Les Évangiles nous rapportent que lorsque certaines personnes handicapées rencontrent Jésus, leur vie change profondément et elles commencent à être ses témoins. C’est le cas, par exemple, de l’aveugle de naissance qui, guéri par Jésus, affirme courageusement devant tout le monde que celui-ci est un prophète (cf. Jn 9,17) ; et beaucoup d’autres proclament avec joie ce que le Seigneur a fait pour eux.
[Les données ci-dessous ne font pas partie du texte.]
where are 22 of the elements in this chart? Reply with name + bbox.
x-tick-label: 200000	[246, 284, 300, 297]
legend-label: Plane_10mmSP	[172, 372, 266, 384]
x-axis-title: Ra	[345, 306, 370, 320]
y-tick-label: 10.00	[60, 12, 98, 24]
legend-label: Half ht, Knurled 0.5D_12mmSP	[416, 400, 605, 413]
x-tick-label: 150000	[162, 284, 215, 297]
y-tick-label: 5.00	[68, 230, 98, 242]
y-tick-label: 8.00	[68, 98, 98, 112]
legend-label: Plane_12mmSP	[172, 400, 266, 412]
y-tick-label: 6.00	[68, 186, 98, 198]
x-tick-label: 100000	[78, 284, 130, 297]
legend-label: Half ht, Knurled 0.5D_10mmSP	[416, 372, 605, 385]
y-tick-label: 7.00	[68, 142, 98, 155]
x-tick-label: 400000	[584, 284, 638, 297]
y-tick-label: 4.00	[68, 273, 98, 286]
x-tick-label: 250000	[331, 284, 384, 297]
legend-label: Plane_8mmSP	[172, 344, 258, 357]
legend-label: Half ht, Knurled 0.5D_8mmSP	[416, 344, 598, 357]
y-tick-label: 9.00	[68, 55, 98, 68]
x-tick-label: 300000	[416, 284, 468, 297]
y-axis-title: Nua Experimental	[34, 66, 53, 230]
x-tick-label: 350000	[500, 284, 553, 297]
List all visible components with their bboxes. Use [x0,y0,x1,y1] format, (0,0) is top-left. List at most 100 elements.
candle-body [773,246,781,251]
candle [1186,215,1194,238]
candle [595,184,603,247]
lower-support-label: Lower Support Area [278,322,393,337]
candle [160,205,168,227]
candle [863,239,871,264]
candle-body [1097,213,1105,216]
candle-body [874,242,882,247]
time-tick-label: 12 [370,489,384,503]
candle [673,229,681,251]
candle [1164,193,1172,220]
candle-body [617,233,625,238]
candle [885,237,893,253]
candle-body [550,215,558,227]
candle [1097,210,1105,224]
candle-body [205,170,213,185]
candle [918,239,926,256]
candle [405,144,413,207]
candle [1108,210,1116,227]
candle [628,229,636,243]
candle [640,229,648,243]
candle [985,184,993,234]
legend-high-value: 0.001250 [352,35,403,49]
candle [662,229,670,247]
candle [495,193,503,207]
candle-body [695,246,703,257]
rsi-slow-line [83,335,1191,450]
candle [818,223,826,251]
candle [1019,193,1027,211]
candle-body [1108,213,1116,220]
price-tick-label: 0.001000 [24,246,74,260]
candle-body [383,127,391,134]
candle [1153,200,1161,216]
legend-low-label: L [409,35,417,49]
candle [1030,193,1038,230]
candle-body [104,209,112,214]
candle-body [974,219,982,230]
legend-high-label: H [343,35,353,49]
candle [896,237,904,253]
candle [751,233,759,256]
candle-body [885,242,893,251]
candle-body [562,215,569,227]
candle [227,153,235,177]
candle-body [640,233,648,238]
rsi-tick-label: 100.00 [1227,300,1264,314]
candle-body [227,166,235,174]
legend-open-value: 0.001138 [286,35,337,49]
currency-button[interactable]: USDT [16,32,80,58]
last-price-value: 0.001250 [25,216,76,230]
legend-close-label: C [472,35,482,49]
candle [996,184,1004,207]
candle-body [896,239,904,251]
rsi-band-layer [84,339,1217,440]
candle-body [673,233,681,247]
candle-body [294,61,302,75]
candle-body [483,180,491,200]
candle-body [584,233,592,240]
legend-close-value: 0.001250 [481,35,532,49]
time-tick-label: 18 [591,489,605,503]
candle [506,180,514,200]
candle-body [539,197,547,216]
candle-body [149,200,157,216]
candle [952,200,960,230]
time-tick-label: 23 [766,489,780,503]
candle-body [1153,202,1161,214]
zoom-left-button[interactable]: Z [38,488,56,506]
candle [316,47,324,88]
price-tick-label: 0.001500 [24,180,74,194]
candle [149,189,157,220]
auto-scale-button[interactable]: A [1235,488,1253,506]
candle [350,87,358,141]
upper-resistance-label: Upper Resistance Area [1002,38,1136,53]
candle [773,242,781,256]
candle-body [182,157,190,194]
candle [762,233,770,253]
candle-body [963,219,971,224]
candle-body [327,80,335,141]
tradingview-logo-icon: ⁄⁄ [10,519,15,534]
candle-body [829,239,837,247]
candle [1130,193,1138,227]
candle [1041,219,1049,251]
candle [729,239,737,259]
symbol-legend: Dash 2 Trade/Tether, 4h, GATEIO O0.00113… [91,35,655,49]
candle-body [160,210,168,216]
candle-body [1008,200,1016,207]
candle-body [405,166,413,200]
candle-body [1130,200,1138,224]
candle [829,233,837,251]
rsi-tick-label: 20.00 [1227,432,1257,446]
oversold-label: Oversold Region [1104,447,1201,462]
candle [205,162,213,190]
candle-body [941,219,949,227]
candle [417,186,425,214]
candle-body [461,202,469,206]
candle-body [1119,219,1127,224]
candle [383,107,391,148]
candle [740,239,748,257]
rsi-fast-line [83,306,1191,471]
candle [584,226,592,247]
Je sais que certains d’entre vous vivent dans des conditions d’extrême fragilité. Mais je voudrais m’adresser précisément à vous – et là où le besoin se fera sentir, j’aimerais que les membres de votre famille ou vos proches vous lisent ces mots et vous transmettent cet appel de ma part : je vous demande de prier. Le Seigneur écoute attentivement la prière de ceux qui ont confiance en Lui. Que nul ne dise : “Je ne sais pas prier”, car, comme le dit l’Apôtre, “l’Esprit vient au secours de notre faiblesse ; car nous ne savons pas prier comme il faut, mais l’Esprit lui-même intercède par des gémissements inexprimables” (Rm 8,26). Dans les Évangiles, en effet, Jésus écoute aussi ceux qui s’adressent à lui de manière apparemment inadéquate, parfois seulement par un geste (cf. Lc 8,44) ou par un cri (cf. Mc 10,46). Dans la prière, il y a une mission accessible à tous, et je voudrais vous la confier de manière particulière. Personne n’est si fragile qu’il ne puisse prier, adorer le Seigneur, rendre gloire à son Saint Nom et intercéder pour le salut du monde. Devant le Tout-Puissant, nous nous découvrons tous égaux.
Chers frères et sœurs, votre prière est plus urgente aujourd’hui que jamais. Sainte Thérèse d’Avila a écrit que “dans les moments difficiles, nous avons besoin des amis forts de Dieu pour soutenir les faibles”. Ce temps de la pandémie nous a montré clairement que nous sommes tous vulnérables : “nous nous sommes rendus compte que nous sommes tous dans la même barque, tous fragiles et désorientés, mais en même temps tous importants et nécessaires, tous appelés à ramer ensemble.”[1] La première façon de le faire est de prier. Nous pouvons tous le faire ; et même si, comme Moïse, nous avons besoin de soutien (cf. Ex 17,10), nous sommes sûrs que le Seigneur écoutera notre invocation.
Je vous souhaite le meilleur. Que le Seigneur vous bénisse et que la Vierge vous protège.